Construction business factoring has been utilized in the construction industry for years, but the latest trends show that it’s on the rise. The recent economic depression and tightening of the credit markets has been particularly difficult on the construction industry. Trends indicate that along with having to focus on the new sustainable building and changes in building code standards, contractors are having cash flow problems. And because it’s hard enough to seek commercial financing because of the current economic condition, it is a good thing that contractors have other options when it comes to construction funding.
In recent times, there has been a boost in construction factoring among contractors, which provides the much needed cash flow to pay suppliers and meet payroll. With factoring, businesses are able to obtain cash based on their current accounts receivables. Typically, construction subcontractors have to wait as long as 30-60 days to get paid for their invoices. With construction factoring, on the other hand, they’re provided with immediate funds which are very helpful in addressing their current financial needs.
Recent availability of commercial loans has tightened significantly. This has a huge impact on the availability of business financing for construction industries. And even before commercial finance alternatives have gotten into this restrictive phase, construction business factoring is typically perceived as a risky move.

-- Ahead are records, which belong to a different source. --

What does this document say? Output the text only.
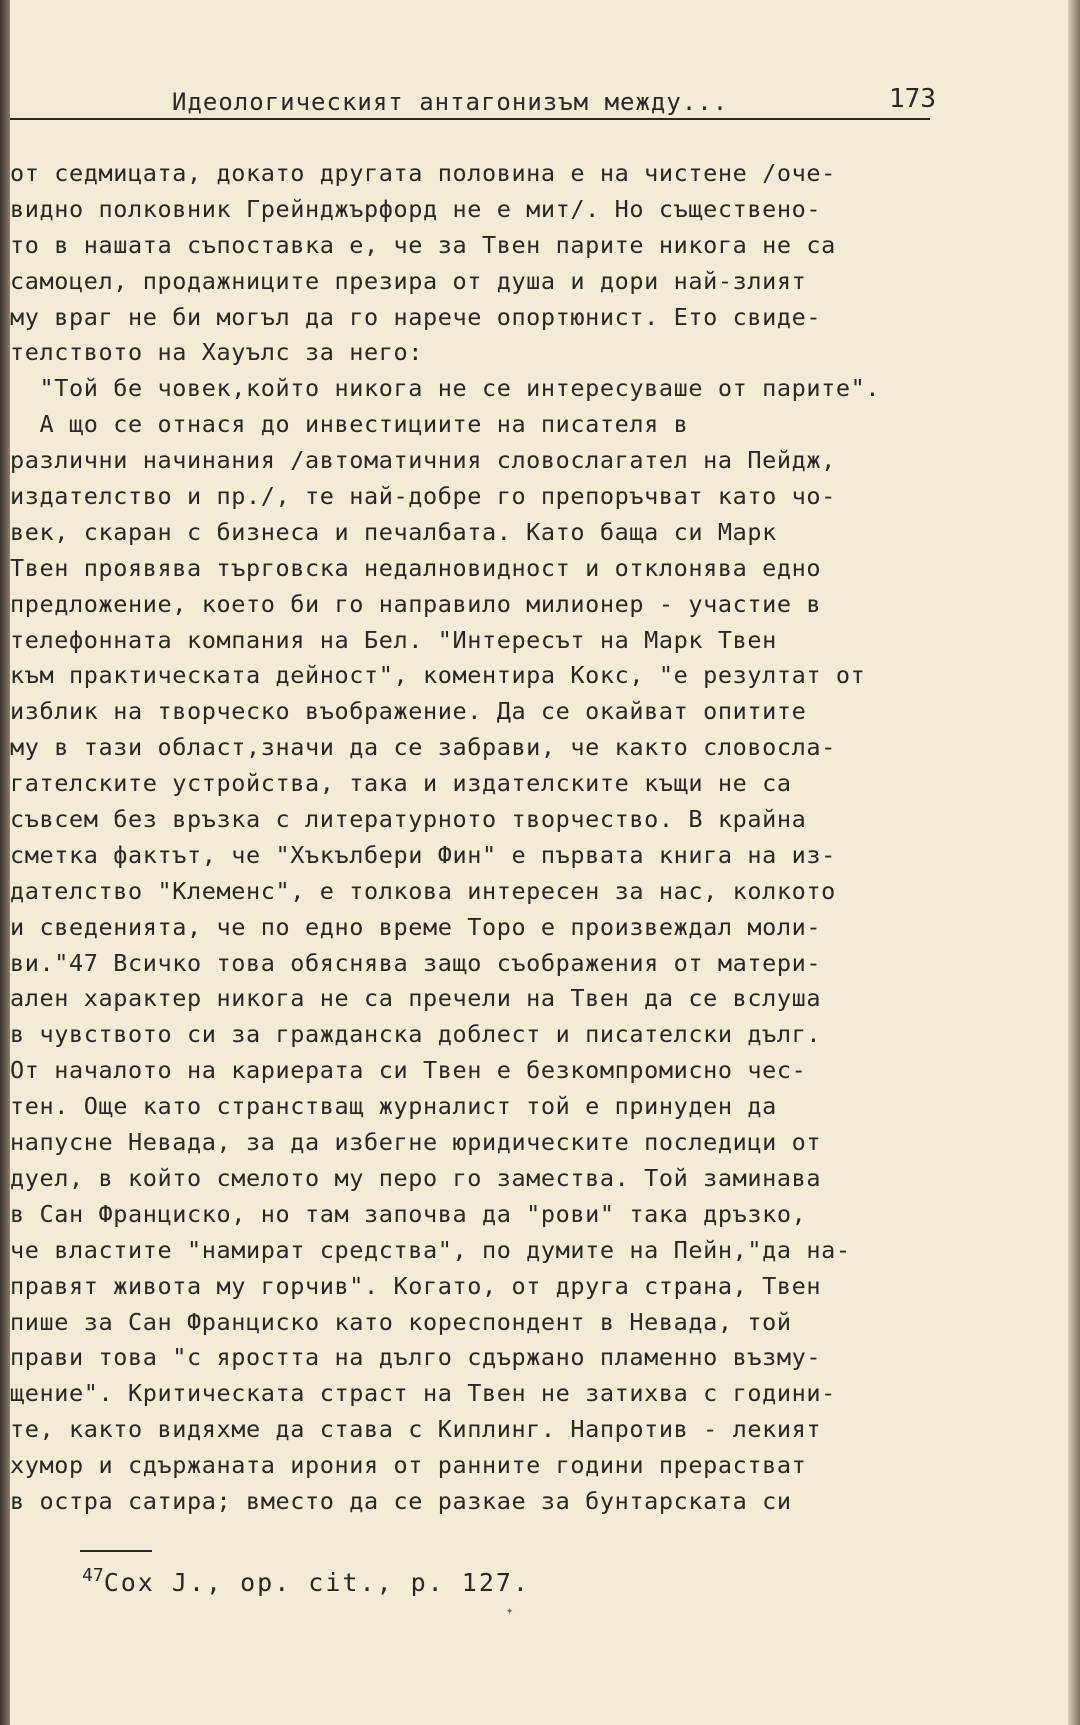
Идеологическият антагонизъм между...	173
от седмицата, докато другата половина е на чистене /оче-
видно полковник Грейнджърфорд не е мит/. Но съществено-
то в нашата съпоставка е, че за Твен парите никога не са
самоцел, продажниците презира от душа и дори най-злият
му враг не би могъл да го нарече опортюнист. Ето свиде-
телството на Хауълс за него:
"Той бе човек,който никога не се интересуваше от парите".
А що се отнася до инвестициите на писателя в
различни начинания /автоматичния словослагател на Пейдж,
издателство и пр./, те най-добре го препоръчват като чо-
век, скаран с бизнеса и печалбата. Като баща си Марк
Твен проявява търговска недалновидност и отклонява едно
предложение, което би го направило милионер - участие в
телефонната компания на Бел. "Интересът на Марк Твен
към практическата дейност", коментира Кокс, "е резултат от
изблик на творческо въображение. Да се окайват опитите
му в тази област,значи да се забрави, че както словосла-
гателските устройства, така и издателските къщи не са
съвсем без връзка с литературното творчество. В крайна
сметка фактът, че "Хъкълбери Фин" е първата книга на из-
дателство "Клеменс", е толкова интересен за нас, колкото
и сведенията, че по едно време Торо е произвеждал моли-
ви."47 Всичко това обяснява защо съображения от матери-
ален характер никога не са пречели на Твен да се вслуша
в чувството си за гражданска доблест и писателски дълг.
От началото на кариерата си Твен е безкомпромисно чес-
тен. Още като странстващ журналист той е принуден да
напусне Невада, за да избегне юридическите последици от
дуел, в който смелото му перо го замества. Той заминава
в Сан Франциско, но там започва да "рови" така дръзко,
че властите "намират средства", по думите на Пейн,"да на-
правят живота му горчив". Когато, от друга страна, Твен
пише за Сан Франциско като кореспондент в Невада, той
прави това "с яростта на дълго сдържано пламенно възму-
щение". Критическата страст на Твен не затихва с години-
те, както видяхме да става с Киплинг. Напротив - лекият
хумор и сдържаната ирония от ранните години прерастват
в остра сатира; вместо да се разкае за бунтарската си
$^{47}$Cox J., op. cit., p. 127.
✦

The most significant risk factors for commercial construction finance normally include the following: Potential contractor liens are an added risk not present in commercial financing for existing commercial properties. In addition, a lot of construction projects go beyond the estimates - both in terms of timeline and budget.
Because of the deteriorated health of the construction industry, the risk of potential contractor liens becomes a more serious concern. However, the current problems observed in residential construction are often indirectly impacting the availability of construction funding for commercial properties because of the potential for contractor liens incurred during residential projects impacting the financial stability of contractors involved in both types of construction activity.
The real estate mantra in this scenario is quite fitting: “Location, Location, Location.” This is because non-local funding can be obtained to help in the construction of both existing and new properties. In some areas of the country, local commercial lenders have stopped virtually all new business financing and construction financing.
In the not-so-good business borrowing climate that we’re seeing today, it is important more than ever for small business owners to seek out an invoice factoring company which can discuss the feasibility of obtaining funding help outside of the local lending area. Contractors and related small businesses alike can benefit from single invoice, or spot factoring, stay in business, and in many cases, grow when using smart financing options.